Ce sentiment se trouve souvent parmi des jeunes gens qui, à cause de la grande simplicité de leurs mœurs, et parce qu’ils manquent de ce que l’on appelle l’usage du monde, sont tournés en ridicule par la foule.

— Ah ! mon cher Anselme ! tu as compris, sous le sureau, mon chant, mon regard ! Tu aimes le serpent vert, et tu veux être à moi pour toujours. La belle fleur de lis s’élèvera florissante hors du pot d’or ; nous serons heureusement réunis, et nous irons dans l’Atlantide. Mais je ne peux pas te cacher que, dans un épouvantable combat avec les salamandres et les esprits de la terre, le dragon noir a quitté sa prison, et s’est envolé avec bruit dans les airs. Phosphorus l’a de nouveau remis dans les chaînes ; mais de quelques-unes de ses plumes noires qui, pendant le combat, sont tombées sur la terre, ont germé des esprits ennemis qui combattent partout les salamandres et les esprits de la terre. Cette femme, qui est si fort ton ennemie, mon cher Anselme, et qui, comme mon père le sait fort bien, convoite la possession du pot d’or, a dû la naissance à l’amour d’une de ces plumes des ailes du dragon pour une rave. Elle connaît son origine et son pouvoir, car dans les plaintes, dans les efforts convulsifs du dragon captif elle a deviné les secrets de plusieurs constellations et elle emploie tous les moyens pour entrer ici de l’extérieur, et mon père la combat avec des regards de salamandre. Elle rassemble et irrite tous les principes ennemis qui demeurent dans les plantes nuisibles et les animaux venimeux en mêlant aux constellations favorables quelque maléfice qui répand la terreur dans les sens des hommes et les jette sous le pouvoir de ces démons que le dragon a créés en succombant dans le combat. Prends garde à cette vieille, Anselme ! elle est ton ennemie, parce que ta nature innocente a déjà détruit plusieurs de ses charmes odieux ; reste fidèle, fidèle à moi, bientôt tu seras au but.

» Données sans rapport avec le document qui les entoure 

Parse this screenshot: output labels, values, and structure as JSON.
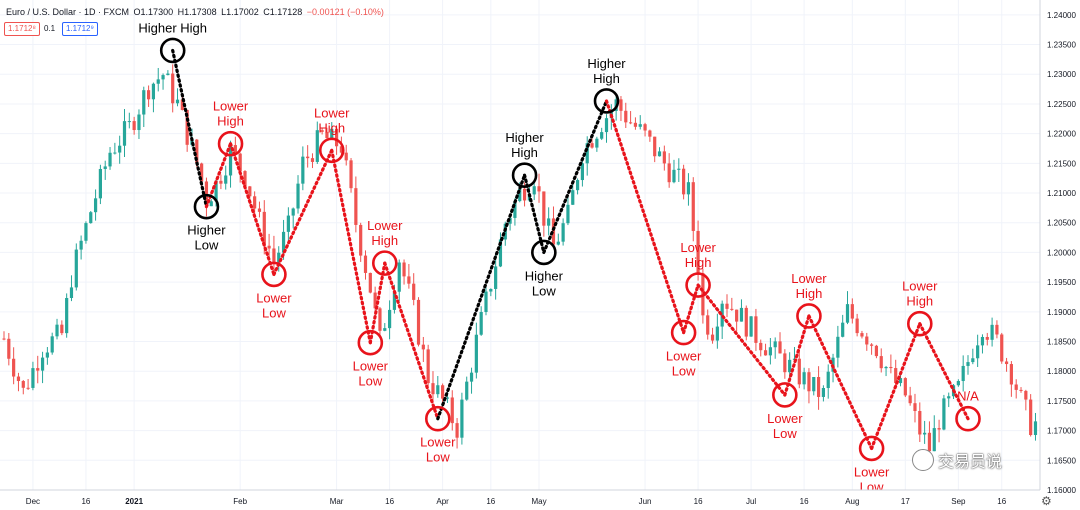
{
  "header": {
    "title": "Euro / U.S. Dollar · 1D · FXCM",
    "open": "O1.17300",
    "high": "H1.17308",
    "low": "L1.17002",
    "close": "C1.17128",
    "change": "−0.00121 (−0.10%)",
    "sell_price": "1.1712⁸",
    "spread": "0.1",
    "buy_price": "1.1712⁹"
  },
  "watermark": {
    "text": "交易员说"
  },
  "colors": {
    "up": "#26a69a",
    "down": "#ef5350",
    "annotation_red": "#e8131b",
    "annotation_black": "#000000",
    "grid": "#f0f3fa",
    "axis_text": "#131722"
  },
  "icons": {
    "settings": "gear-icon"
  },
  "chart_data": {
    "type": "candlestick",
    "title": "Euro / U.S. Dollar · 1D · FXCM",
    "xlabel": "",
    "ylabel": "",
    "ylim": [
      1.16,
      1.2425
    ],
    "grid": true,
    "legend": "none",
    "x_ticks": [
      {
        "label": "Dec",
        "idx": 6
      },
      {
        "label": "16",
        "idx": 17
      },
      {
        "label": "2021",
        "idx": 27
      },
      {
        "label": "Feb",
        "idx": 49
      },
      {
        "label": "Mar",
        "idx": 69
      },
      {
        "label": "16",
        "idx": 80
      },
      {
        "label": "Apr",
        "idx": 91
      },
      {
        "label": "16",
        "idx": 101
      },
      {
        "label": "May",
        "idx": 111
      },
      {
        "label": "Jun",
        "idx": 133
      },
      {
        "label": "16",
        "idx": 144
      },
      {
        "label": "Jul",
        "idx": 155
      },
      {
        "label": "16",
        "idx": 166
      },
      {
        "label": "Aug",
        "idx": 176
      },
      {
        "label": "17",
        "idx": 187
      },
      {
        "label": "Sep",
        "idx": 198
      },
      {
        "label": "16",
        "idx": 207
      }
    ],
    "y_ticks": [
      "1.24000",
      "1.23500",
      "1.23000",
      "1.22500",
      "1.22000",
      "1.21500",
      "1.21000",
      "1.20500",
      "1.20000",
      "1.19500",
      "1.19000",
      "1.18500",
      "1.18000",
      "1.17500",
      "1.17000",
      "1.16500",
      "1.16000"
    ],
    "price_path": [
      [
        0,
        1.1855
      ],
      [
        4,
        1.1765
      ],
      [
        8,
        1.184
      ],
      [
        12,
        1.1862
      ],
      [
        14,
        1.196
      ],
      [
        18,
        1.207
      ],
      [
        22,
        1.217
      ],
      [
        26,
        1.221
      ],
      [
        30,
        1.228
      ],
      [
        33,
        1.23
      ],
      [
        36,
        1.225
      ],
      [
        40,
        1.215
      ],
      [
        42,
        1.209
      ],
      [
        44,
        1.2115
      ],
      [
        47,
        1.217
      ],
      [
        50,
        1.213
      ],
      [
        53,
        1.205
      ],
      [
        56,
        1.1985
      ],
      [
        59,
        1.204
      ],
      [
        62,
        1.215
      ],
      [
        66,
        1.2195
      ],
      [
        70,
        1.218
      ],
      [
        73,
        1.205
      ],
      [
        76,
        1.194
      ],
      [
        78,
        1.185
      ],
      [
        80,
        1.192
      ],
      [
        82,
        1.199
      ],
      [
        85,
        1.19
      ],
      [
        88,
        1.179
      ],
      [
        91,
        1.175
      ],
      [
        94,
        1.1705
      ],
      [
        98,
        1.185
      ],
      [
        101,
        1.195
      ],
      [
        104,
        1.205
      ],
      [
        107,
        1.21
      ],
      [
        110,
        1.213
      ],
      [
        112,
        1.206
      ],
      [
        114,
        1.201
      ],
      [
        117,
        1.206
      ],
      [
        120,
        1.217
      ],
      [
        124,
        1.222
      ],
      [
        127,
        1.225
      ],
      [
        130,
        1.222
      ],
      [
        133,
        1.2195
      ],
      [
        136,
        1.216
      ],
      [
        139,
        1.213
      ],
      [
        142,
        1.21
      ],
      [
        144,
        1.198
      ],
      [
        145,
        1.189
      ],
      [
        147,
        1.187
      ],
      [
        149,
        1.1925
      ],
      [
        152,
        1.19
      ],
      [
        156,
        1.186
      ],
      [
        160,
        1.183
      ],
      [
        164,
        1.18
      ],
      [
        168,
        1.177
      ],
      [
        170,
        1.176
      ],
      [
        172,
        1.182
      ],
      [
        175,
        1.19
      ],
      [
        178,
        1.187
      ],
      [
        181,
        1.184
      ],
      [
        184,
        1.179
      ],
      [
        187,
        1.176
      ],
      [
        190,
        1.17
      ],
      [
        192,
        1.167
      ],
      [
        194,
        1.172
      ],
      [
        198,
        1.177
      ],
      [
        201,
        1.184
      ],
      [
        203,
        1.188
      ],
      [
        206,
        1.185
      ],
      [
        209,
        1.18
      ],
      [
        211,
        1.175
      ],
      [
        213,
        1.1712
      ]
    ],
    "swings": [
      {
        "idx": 35,
        "price": 1.234,
        "label": "Higher High",
        "color": "black",
        "pos": "above"
      },
      {
        "idx": 42,
        "price": 1.2077,
        "label": "Higher Low",
        "color": "black",
        "pos": "below"
      },
      {
        "idx": 47,
        "price": 1.2183,
        "label": "Lower High",
        "color": "red",
        "pos": "above"
      },
      {
        "idx": 56,
        "price": 1.1963,
        "label": "Lower Low",
        "color": "red",
        "pos": "below"
      },
      {
        "idx": 68,
        "price": 1.2172,
        "label": "Lower High",
        "color": "red",
        "pos": "above"
      },
      {
        "idx": 76,
        "price": 1.1848,
        "label": "Lower Low",
        "color": "red",
        "pos": "below"
      },
      {
        "idx": 79,
        "price": 1.1982,
        "label": "Lower High",
        "color": "red",
        "pos": "above"
      },
      {
        "idx": 90,
        "price": 1.172,
        "label": "Lower Low",
        "color": "red",
        "pos": "below"
      },
      {
        "idx": 108,
        "price": 1.213,
        "label": "Higher High",
        "color": "black",
        "pos": "above"
      },
      {
        "idx": 112,
        "price": 1.2,
        "label": "Higher Low",
        "color": "black",
        "pos": "below"
      },
      {
        "idx": 125,
        "price": 1.2255,
        "label": "Higher High",
        "color": "black",
        "pos": "above"
      },
      {
        "idx": 141,
        "price": 1.1865,
        "label": "Lower Low",
        "color": "red",
        "pos": "below"
      },
      {
        "idx": 144,
        "price": 1.1945,
        "label": "Lower High",
        "color": "red",
        "pos": "above"
      },
      {
        "idx": 162,
        "price": 1.176,
        "label": "Lower Low",
        "color": "red",
        "pos": "below"
      },
      {
        "idx": 167,
        "price": 1.1893,
        "label": "Lower High",
        "color": "red",
        "pos": "above"
      },
      {
        "idx": 180,
        "price": 1.167,
        "label": "Lower Low",
        "color": "red",
        "pos": "below"
      },
      {
        "idx": 190,
        "price": 1.188,
        "label": "Lower High",
        "color": "red",
        "pos": "above"
      },
      {
        "idx": 200,
        "price": 1.172,
        "label": "N/A",
        "color": "red",
        "pos": "above"
      }
    ],
    "segments": [
      {
        "from": 0,
        "to": 1,
        "color": "black"
      },
      {
        "from": 1,
        "to": 2,
        "color": "red"
      },
      {
        "from": 2,
        "to": 3,
        "color": "red"
      },
      {
        "from": 3,
        "to": 4,
        "color": "red"
      },
      {
        "from": 4,
        "to": 5,
        "color": "red"
      },
      {
        "from": 5,
        "to": 6,
        "color": "red"
      },
      {
        "from": 6,
        "to": 7,
        "color": "red"
      },
      {
        "from": 7,
        "to": 8,
        "color": "black"
      },
      {
        "from": 8,
        "to": 9,
        "color": "black"
      },
      {
        "from": 9,
        "to": 10,
        "color": "black"
      },
      {
        "from": 10,
        "to": 11,
        "color": "red"
      },
      {
        "from": 11,
        "to": 12,
        "color": "red"
      },
      {
        "from": 12,
        "to": 13,
        "color": "red"
      },
      {
        "from": 13,
        "to": 14,
        "color": "red"
      },
      {
        "from": 14,
        "to": 15,
        "color": "red"
      },
      {
        "from": 15,
        "to": 16,
        "color": "red"
      },
      {
        "from": 16,
        "to": 17,
        "color": "red"
      }
    ]
  }
}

— Oh ! ma Serpentine ! s’écria l’étudiant Anselme, comment me séparer de toi, comment pourrais-je ne pas t’aimer toujours !

Un baiser brûla ses lèvres, il s’éveilla comme d’un rêve profond, Serpentine avait disparu, six heures sonnaient. Il se sentit attristé de n’avoir pas copié un seul mot. Il regarda la page plein d’appréhension sur ce que dirait l’archiviste. Ô surprise ! la copie du manuscrit mystérieux était terminée, et en regardant les caractères de plus près il crut avoir copié le récit de Serpentine sur son père le favori de Phosphorus le prince des esprits. Alors entra l’archiviste Lindhorst, dans sa redingote grise, le chapeau sur la tête, la canne à la main ; il regarda le parchemin couvert d’écriture par Anselme, prit une grande prise, et dit en riant :

— J’en étais sûr ! Bien ! voici le thaler, monsieur Anselme. Maintenant nous allons aller aux bains de Link, suivez-moi !

L’archiviste se mit à marcher rapidement dans le jardin, où il se faisait un tel bruit de chants, de sifflements de paroles, qu’Anselme en fut tout étourdi, et remercia le ciel quand ils se trouvèrent dans la rue.

À peine avaient-ils fait quelques pas qu’ils rencontrèrent le greffier Heerbrand, qui se joignit à eux de grand cœur. Devant la porte de la ville ils bourrèrent leurs pipes. Le greffier Heerbrand se plaignit de ne pas avoir de briquet sur lui ; alors l’archiviste Lindhorst lui dit de mauvaise humeur :

— Comment, du feu ! en voici et autant que vous en voudrez.

Et en disant cela il fit claquer ses doigts, d’où jaillirent de larges étincelles qui allumèrent la pipe aussitôt.

— Voyez-vous ce tour de chimie ? dit le greffier Heerbrand ; mais l’étudiant Anselme pensait au Salamandre avec un frisson intérieur.

Aux bains de Link, le greffier Heerbrand but tant de bière que lui, homme ordinairement très-paisible, se mit à chanter la chanson des étudiants d’une voix criarde de ténor. Il demandait à tout le monde avec violence :

— Êtes-vous mon ami, oui ou non ?

Et enfin il dut être plutôt apporté que conduit chez lui par Anselme, mais déjà l’archiviste s’était éloigné depuis longtemps.